Voici donc un nouveau champ de réflexion.

[1Dans les pas de Wiebke Keim. 2006. Vermessene Disziplin. Nordatlantische Dominanz und
konterhegemoniale Strömungen in der Entwicklung afrikanischer und lateinamerikanischer
Soziologien (North-Atlantic domination and counterhegemonic
currents in the development of African and Latin American
sociologies) PhD Thesis, University of Freiburg and Paris IV-Sorbonne.

[2Voir l’article ardu mais intéressant de Silvia Gherardi publié dans la Revue d’Anthropologie des Connaissances (pdf) que j’ai découvert grâce à Marc Barbier. Voir aussi l’article de Marc Barbier, Muriel Cerf M. et J. Barrier(2006). « Projects as Learning agency at organization borders : a resource for organizational learning ? », The Passion for Learning and Knowing : Proceedings of the 6th International Conference on Organizational Learning and Knowledge. 6th International Conference on Organizational Learning and Knowledge, University of Trento, 9-11 June 2005

[3Tanguy C. (1996). Apprentissage et innovation dans la firme : la question de la modification des routines organisationnelles, Thèse de Doctorat, Université de Rennes I. A lire sur le site de l’UR105 -

[4Un premier effort pour faire ce lien est celui de Boussard V., Mercier D. et Tripier P. (2003). L’aveuglement organisationnel. Analyses sociologiques de la méconnaissance, Paris : Editions du CNRS.

[5Je pense à Dominique Vinck (2007). Sciences et société. Sociologie du travail scientifique Paris : Armand Colin. 302 p.

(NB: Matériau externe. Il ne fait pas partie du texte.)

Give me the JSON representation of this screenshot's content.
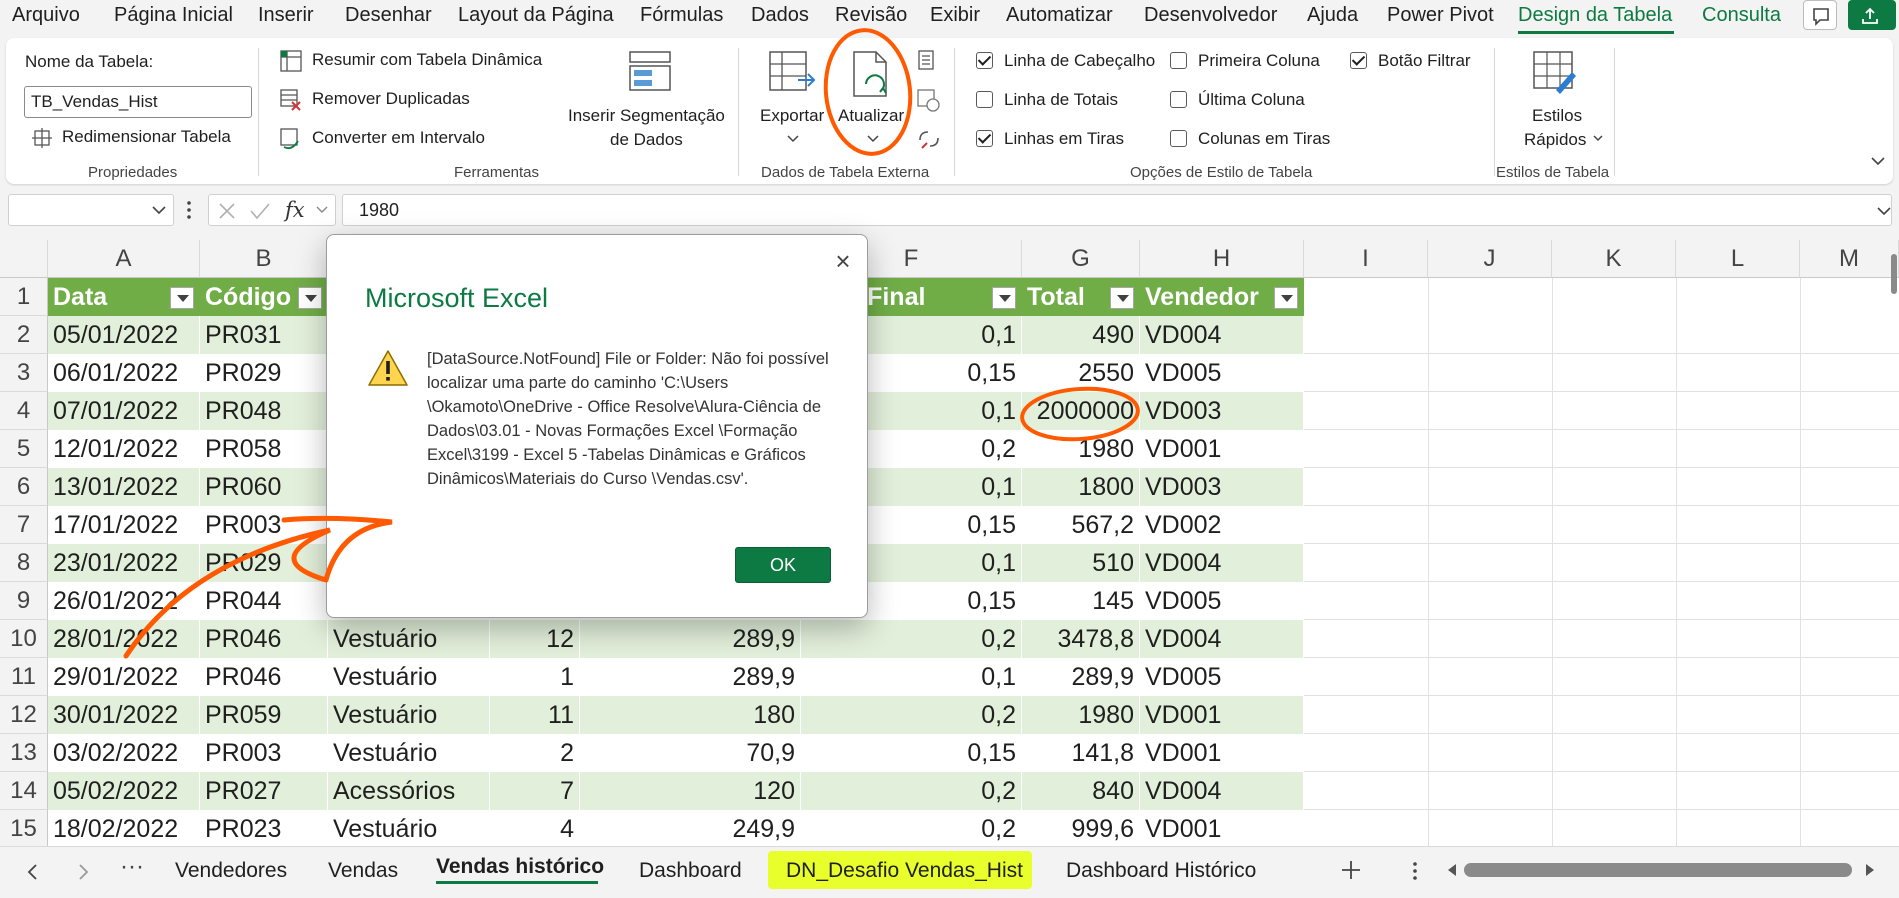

[6Ce que tentent le canadien Frédéric Lessermann et l’allemand Nico Stehr

[7Ce qu’essaie de faire avec hargne Steve Fuller qui à juste titre d’insurge de tous ces marchands du temps qui se sont reconvertis au Knowedge Management histoire de se faire du blé en vendant des logiciels de KM.

[8J’en veux pour preuve le dernier papier de Nelson dans Research Policy qui découvre les "technologies sociales" —quand presque cent ans plus tôt Pierre Gourou nous parlait des structures d’encadrement pour expliquer la productivité asiatique et que toute la sociologie du travail montrait en quoi le contournement des institutions était la création d¡une efficacité technologique réelle. Mais, passons.... Ref : Nelson R.R. (2008). « What enables rapid economic progress : What are the needed institutions ? », Research Policy, 37 (1), p. 1-11.